First in a series.
I’ve been working on a single, simple (ha) post for the past three days. This hunt makes me feel a bit like Theseus in the maze, playing out a thread behind him so he’d be able to find his way back—except it seems sometimes that the thread has broken, and I’ll be lost in cyberspace forever, adrift like the unfortunate astronaut in 2001, A Space Odyssey, when the wayward computer Hal snapped his umbilical cord leading back to the mother ship. (A bit of a mixed analogy there. Sorry.)
The topic of the moment is “inert” ingredients in pesticides—you know, the ones that aren’t active. When I try to trace the citations in a paper by Caroline Cox and Michael Surgan (“Unidentified Inert Ingredients in Pesticides: Implications for Human and Environmental Health” –with a name like that it had better be true, because it sure ain’t beautiful.) I find that those sections in the Electronic Code of Federal Regulations are either “reserved” (which apparently means unavailable, censored, you know, the old need-to-know-basis thing) or simply missing—absent, gone, etc.

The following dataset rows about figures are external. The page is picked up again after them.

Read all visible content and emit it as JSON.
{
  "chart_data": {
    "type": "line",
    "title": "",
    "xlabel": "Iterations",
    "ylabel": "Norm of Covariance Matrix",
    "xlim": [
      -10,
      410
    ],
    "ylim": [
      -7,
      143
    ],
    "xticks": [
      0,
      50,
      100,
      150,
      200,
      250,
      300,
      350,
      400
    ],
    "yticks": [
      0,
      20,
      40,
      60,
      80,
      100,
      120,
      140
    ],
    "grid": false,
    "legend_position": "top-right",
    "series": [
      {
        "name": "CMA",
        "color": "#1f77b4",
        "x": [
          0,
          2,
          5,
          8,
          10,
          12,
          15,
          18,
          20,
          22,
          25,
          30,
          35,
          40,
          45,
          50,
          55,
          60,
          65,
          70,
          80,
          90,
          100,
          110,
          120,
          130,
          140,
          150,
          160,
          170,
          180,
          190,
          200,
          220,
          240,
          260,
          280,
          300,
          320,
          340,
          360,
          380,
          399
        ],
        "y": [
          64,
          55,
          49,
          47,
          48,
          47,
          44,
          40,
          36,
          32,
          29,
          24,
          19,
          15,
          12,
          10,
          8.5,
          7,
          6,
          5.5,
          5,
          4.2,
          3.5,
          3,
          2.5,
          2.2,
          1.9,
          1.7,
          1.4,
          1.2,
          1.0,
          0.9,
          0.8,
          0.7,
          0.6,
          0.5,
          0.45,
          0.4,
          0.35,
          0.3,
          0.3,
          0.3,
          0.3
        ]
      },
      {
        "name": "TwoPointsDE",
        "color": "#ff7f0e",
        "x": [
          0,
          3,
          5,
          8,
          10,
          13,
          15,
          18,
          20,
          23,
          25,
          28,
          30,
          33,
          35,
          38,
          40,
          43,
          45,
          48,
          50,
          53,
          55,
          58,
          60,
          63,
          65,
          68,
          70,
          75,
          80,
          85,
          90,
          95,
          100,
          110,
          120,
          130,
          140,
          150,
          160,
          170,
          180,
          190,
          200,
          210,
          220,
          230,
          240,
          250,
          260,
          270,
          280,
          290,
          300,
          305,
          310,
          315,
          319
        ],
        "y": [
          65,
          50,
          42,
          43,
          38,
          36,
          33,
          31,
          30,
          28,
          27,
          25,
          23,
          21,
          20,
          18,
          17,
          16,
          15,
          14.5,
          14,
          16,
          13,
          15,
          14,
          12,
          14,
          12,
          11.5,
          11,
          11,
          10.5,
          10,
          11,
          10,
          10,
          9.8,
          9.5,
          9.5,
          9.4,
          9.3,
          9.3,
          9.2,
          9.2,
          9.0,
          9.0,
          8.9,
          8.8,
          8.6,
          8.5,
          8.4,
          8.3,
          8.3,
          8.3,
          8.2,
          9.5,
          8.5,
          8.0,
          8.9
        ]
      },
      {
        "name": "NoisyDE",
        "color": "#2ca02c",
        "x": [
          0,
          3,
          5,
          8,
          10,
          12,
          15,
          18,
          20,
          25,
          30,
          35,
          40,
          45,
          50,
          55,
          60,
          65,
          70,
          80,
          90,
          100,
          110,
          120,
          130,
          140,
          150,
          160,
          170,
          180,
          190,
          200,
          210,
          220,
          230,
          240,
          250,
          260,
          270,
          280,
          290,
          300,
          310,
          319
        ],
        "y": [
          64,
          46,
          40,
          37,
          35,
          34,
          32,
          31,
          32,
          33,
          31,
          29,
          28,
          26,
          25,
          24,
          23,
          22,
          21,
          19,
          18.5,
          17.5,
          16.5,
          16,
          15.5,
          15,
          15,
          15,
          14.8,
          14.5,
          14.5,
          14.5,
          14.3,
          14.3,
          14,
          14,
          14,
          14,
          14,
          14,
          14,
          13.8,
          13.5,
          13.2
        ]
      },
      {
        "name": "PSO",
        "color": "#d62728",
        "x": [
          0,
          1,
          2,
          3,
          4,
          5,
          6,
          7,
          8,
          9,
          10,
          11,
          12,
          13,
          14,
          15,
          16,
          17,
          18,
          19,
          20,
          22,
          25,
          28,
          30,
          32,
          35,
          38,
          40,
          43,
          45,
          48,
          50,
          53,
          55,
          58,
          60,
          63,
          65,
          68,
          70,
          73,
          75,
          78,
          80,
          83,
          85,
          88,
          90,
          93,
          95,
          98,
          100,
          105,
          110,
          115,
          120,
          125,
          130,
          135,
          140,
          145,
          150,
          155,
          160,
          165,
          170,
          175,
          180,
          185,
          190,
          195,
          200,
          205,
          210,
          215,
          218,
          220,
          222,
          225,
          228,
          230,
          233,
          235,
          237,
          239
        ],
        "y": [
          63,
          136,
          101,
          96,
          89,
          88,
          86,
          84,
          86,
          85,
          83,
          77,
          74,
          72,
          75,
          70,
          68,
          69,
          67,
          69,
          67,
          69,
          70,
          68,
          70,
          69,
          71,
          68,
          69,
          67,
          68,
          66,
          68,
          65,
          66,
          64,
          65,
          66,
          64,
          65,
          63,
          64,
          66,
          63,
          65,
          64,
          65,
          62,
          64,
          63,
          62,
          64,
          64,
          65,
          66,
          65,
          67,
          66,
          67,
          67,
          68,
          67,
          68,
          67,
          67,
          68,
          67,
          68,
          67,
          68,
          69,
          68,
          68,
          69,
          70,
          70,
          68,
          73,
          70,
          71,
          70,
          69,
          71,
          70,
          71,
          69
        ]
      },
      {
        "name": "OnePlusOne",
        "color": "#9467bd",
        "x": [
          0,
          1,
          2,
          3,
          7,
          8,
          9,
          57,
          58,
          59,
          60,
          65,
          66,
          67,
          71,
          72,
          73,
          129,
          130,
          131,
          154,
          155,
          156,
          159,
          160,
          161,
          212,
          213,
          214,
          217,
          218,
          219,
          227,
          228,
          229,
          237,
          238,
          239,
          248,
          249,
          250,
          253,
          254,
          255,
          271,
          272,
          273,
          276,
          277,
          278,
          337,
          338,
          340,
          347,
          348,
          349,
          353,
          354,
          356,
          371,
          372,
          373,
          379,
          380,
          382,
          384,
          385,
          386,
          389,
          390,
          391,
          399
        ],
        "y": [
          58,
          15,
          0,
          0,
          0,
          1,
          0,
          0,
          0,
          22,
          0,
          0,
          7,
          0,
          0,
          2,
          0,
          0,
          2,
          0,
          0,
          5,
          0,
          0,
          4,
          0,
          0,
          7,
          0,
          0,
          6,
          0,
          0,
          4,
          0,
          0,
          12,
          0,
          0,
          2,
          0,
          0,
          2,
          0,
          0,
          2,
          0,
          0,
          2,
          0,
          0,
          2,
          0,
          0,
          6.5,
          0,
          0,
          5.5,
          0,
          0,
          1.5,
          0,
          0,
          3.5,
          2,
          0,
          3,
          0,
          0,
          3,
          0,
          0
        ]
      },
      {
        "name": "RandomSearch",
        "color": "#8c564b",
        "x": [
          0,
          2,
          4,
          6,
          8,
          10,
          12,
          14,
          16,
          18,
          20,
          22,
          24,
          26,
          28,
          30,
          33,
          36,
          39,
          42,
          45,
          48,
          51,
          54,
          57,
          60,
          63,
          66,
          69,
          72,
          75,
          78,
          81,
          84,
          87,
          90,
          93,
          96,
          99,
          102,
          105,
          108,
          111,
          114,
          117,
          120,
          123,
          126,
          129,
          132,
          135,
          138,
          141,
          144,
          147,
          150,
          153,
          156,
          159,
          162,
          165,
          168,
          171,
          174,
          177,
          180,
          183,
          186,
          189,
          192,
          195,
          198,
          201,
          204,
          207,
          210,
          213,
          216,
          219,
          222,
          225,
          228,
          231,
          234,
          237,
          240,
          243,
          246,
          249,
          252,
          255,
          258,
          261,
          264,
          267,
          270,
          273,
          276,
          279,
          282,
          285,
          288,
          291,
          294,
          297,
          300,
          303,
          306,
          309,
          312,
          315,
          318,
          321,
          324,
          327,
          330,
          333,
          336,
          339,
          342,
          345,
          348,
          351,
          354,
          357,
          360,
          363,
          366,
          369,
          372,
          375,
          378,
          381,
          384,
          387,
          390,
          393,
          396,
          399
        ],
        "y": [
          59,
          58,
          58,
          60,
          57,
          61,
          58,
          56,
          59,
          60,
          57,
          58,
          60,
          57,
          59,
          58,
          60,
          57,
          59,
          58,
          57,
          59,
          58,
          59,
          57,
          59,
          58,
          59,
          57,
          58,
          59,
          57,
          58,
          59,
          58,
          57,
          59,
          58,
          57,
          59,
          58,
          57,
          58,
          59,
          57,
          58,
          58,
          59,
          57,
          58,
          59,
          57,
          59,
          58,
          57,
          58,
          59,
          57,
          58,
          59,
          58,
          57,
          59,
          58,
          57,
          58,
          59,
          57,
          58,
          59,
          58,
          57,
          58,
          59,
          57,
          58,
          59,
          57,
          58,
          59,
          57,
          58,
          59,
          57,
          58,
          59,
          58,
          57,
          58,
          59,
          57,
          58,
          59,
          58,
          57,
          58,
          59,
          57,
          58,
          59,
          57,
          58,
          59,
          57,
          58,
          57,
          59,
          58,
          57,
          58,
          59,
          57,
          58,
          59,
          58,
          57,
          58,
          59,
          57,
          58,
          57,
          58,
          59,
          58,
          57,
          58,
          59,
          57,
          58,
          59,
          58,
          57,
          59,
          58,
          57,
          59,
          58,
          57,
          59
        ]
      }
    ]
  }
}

This hunt stems from some of the work I did for the infamous organic lawn article. In the course of writing that, I set out to check a number of what I’ll call “green rumors”: things that you’ll hear over and over about the dangers of pesticides, but that I’d never seen documented. I’d heard, for instance, that it’s not the active ingredient in Roundup that’s dangerous, but the inerts; I’d heard that “inert” ingredients in pesticides are not necessarily inert; I’d heard, of course, that pesticides are dangerous to our health, that many have never been tested by the EPA, that they are sold in products in untested combinations, and that the EPA relies on testing conducted by the manufacturers. Here’s the low-down: every one of these green rumors that I’ve traced to a clear, solid source in EPA documents or in university studies turns out to be true.
But I’m still on the hunt, and the quarry, it seems, is growing more elusive. Wish me luck; it looks like I’ll need it.
The picture shows West Brook Fjord in Newfoundland's Gros Morne Park.